Barrier effect of grain boundaries on the avalanche propagation of polycrystalline plasticity
Tomoaki Niiyama, Tomotsugu Shimokawa

TL;DR
This study uses molecular dynamics simulations to explore how grain boundaries in polycrystals influence the propagation of plastic deformation avalanches, revealing both blocking and penetrating behaviors.
Contribution
It introduces a probabilistic model to quantify the barrier effect of grain boundaries on avalanche propagation at the atomic scale.
Findings
Stress-drop distributions follow power-law decay with grain size.
Some avalanches are confined by grain boundaries, others penetrate through.

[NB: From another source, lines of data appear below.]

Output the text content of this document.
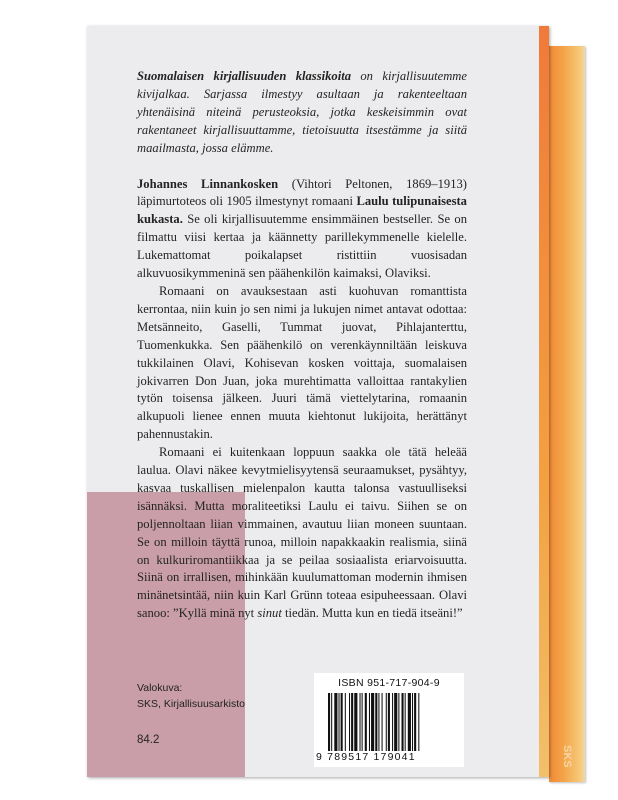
SKS

Suomalaisen kirjallisuuden klassikoita on kirjallisuutemme kivijalkaa. Sarjassa ilmestyy asultaan ja rakenteeltaan yhtenäisinä niteinä perusteoksia, jotka keskeisimmin ovat rakentaneet kirjallisuuttamme, tietoisuutta itsestämme ja siitä maailmasta, jossa elämme.

Johannes Linnankosken (Vihtori Peltonen, 1869–1913) läpimurtoteos oli 1905 ilmestynyt romaani Laulu tulipunaisesta kukasta. Se oli kirjallisuutemme ensimmäinen bestseller. Se on filmattu viisi kertaa ja käännetty parillekymmenelle kielelle. Lukemattomat poikalapset ristittiin vuosisadan alkuvuosikymmeninä sen päähenkilön kaimaksi, Olaviksi.

Romaani on avauksestaan asti kuohuvan romanttista kerrontaa, niin kuin jo sen nimi ja lukujen nimet antavat odottaa: Metsänneito, Gaselli, Tummat juovat, Pihlajanterttu, Tuomenkukka. Sen päähenkilö on verenkäynniltään leiskuva tukkilainen Olavi, Kohisevan kosken voittaja, suomalaisen jokivarren Don Juan, joka murehtimatta valloittaa rantakylien tytön toisensa jälkeen. Juuri tämä viettelytarina, romaanin alkupuoli lienee ennen muuta kiehtonut lukijoita, herättänyt pahennustakin.

Romaani ei kuitenkaan loppuun saakka ole tätä heleää laulua. Olavi näkee kevytmielisyytensä seuraamukset, pysähtyy, kasvaa tuskallisen mielenpalon kautta talonsa vastuulliseksi isännäksi. Mutta moraliteetiksi Laulu ei taivu. Siihen se on poljennoltaan liian vimmainen, avautuu liian moneen suuntaan. Se on milloin täyttä runoa, milloin napakkaakin realismia, siinä on kulkuriromantiikkaa ja se peilaa sosiaalista eriarvoisuutta. Siinä on irrallisen, mihinkään kuulumattoman modernin ihmisen minänetsintää, niin kuin Karl Grünn toteaa esipuheessaan. Olavi sanoo: ”Kyllä minä nyt sinut tiedän. Mutta kun en tiedä itseäni!”

Valokuva:
SKS, Kirjallisuusarkisto
84.2
ISBN 951-717-904-9
9 789517 179041
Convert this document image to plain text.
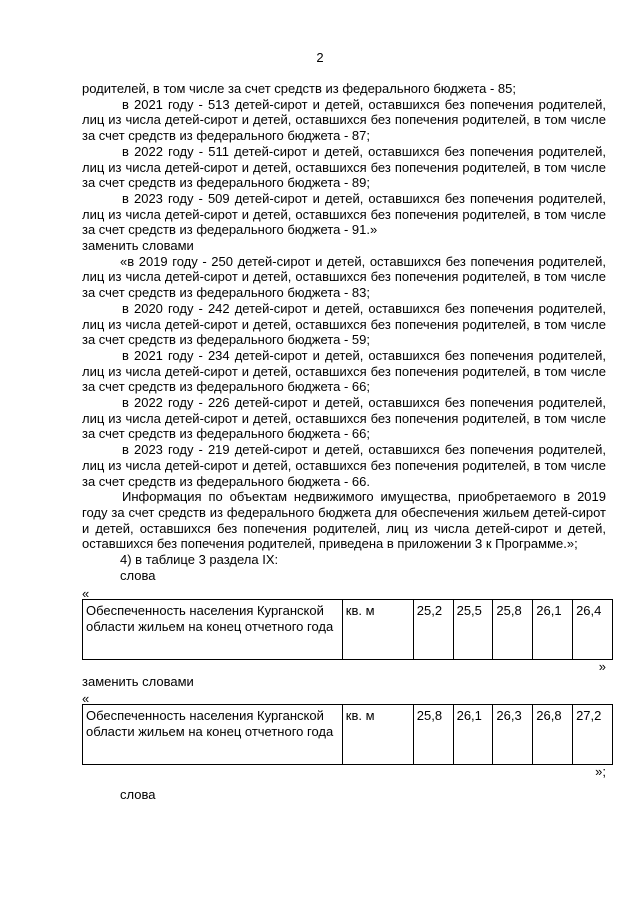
2

родителей, в том числе за счет средств из федерального бюджета - 85;

в 2021 году - 513 детей-сирот и детей, оставшихся без попечения родителей, лиц из числа детей-сирот и детей, оставшихся без попечения родителей, в том числе за счет средств из федерального бюджета - 87;

в 2022 году - 511 детей-сирот и детей, оставшихся без попечения родителей, лиц из числа детей-сирот и детей, оставшихся без попечения родителей, в том числе за счет средств из федерального бюджета - 89;

в 2023 году - 509 детей-сирот и детей, оставшихся без попечения родителей, лиц из числа детей-сирот и детей, оставшихся без попечения родителей, в том числе за счет средств из федерального бюджета - 91.»

заменить словами

«в 2019 году - 250 детей-сирот и детей, оставшихся без попечения родителей, лиц из числа детей-сирот и детей, оставшихся без попечения родителей, в том числе за счет средств из федерального бюджета - 83;

в 2020 году - 242 детей-сирот и детей, оставшихся без попечения родителей, лиц из числа детей-сирот и детей, оставшихся без попечения родителей, в том числе за счет средств из федерального бюджета - 59;

в 2021 году - 234 детей-сирот и детей, оставшихся без попечения родителей, лиц из числа детей-сирот и детей, оставшихся без попечения родителей, в том числе за счет средств из федерального бюджета - 66;

в 2022 году - 226 детей-сирот и детей, оставшихся без попечения родителей, лиц из числа детей-сирот и детей, оставшихся без попечения родителей, в том числе за счет средств из федерального бюджета - 66;

в 2023 году - 219 детей-сирот и детей, оставшихся без попечения родителей, лиц из числа детей-сирот и детей, оставшихся без попечения родителей, в том числе за счет средств из федерального бюджета - 66.

Информация по объектам недвижимого имущества, приобретаемого в 2019 году за счет средств из федерального бюджета для обеспечения жильем детей-сирот и детей, оставшихся без попечения родителей, лиц из числа детей-сирот и детей, оставшихся без попечения родителей, приведена в приложении 3 к Программе.»;

4) в таблице 3 раздела IX:

слова

«
Обеспеченность населения Курганской области жильем на конец отчетного года	кв. м	25,2	25,5	25,8	26,1	26,4
»

заменить словами

«
Обеспеченность населения Курганской области жильем на конец отчетного года	кв. м	25,8	26,1	26,3	26,8	27,2
»;

слова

Blocking probability varies with grain boundary characteristics.
Abstract
To investigate the barrier effect of grain boundaries on the propagation of avalanche-like plasticity at the atomic-scale, we perform three-dimensional molecular dynamics simulations by using simplified polycrystal models including symmetric-tilt grain boundaries. The cut-offs of stress-drop distributions following power-law distributions decrease as the size of the crystal grains decreases. We show that some deformation avalanches are confined by grain boundaries; on the other hand, unignorable avalanches penetrate all the grain boundaries included in the models. The blocking probability that one grain boundary hinders this system-spanning avalanche is evaluated by using an elemental probabilistic model.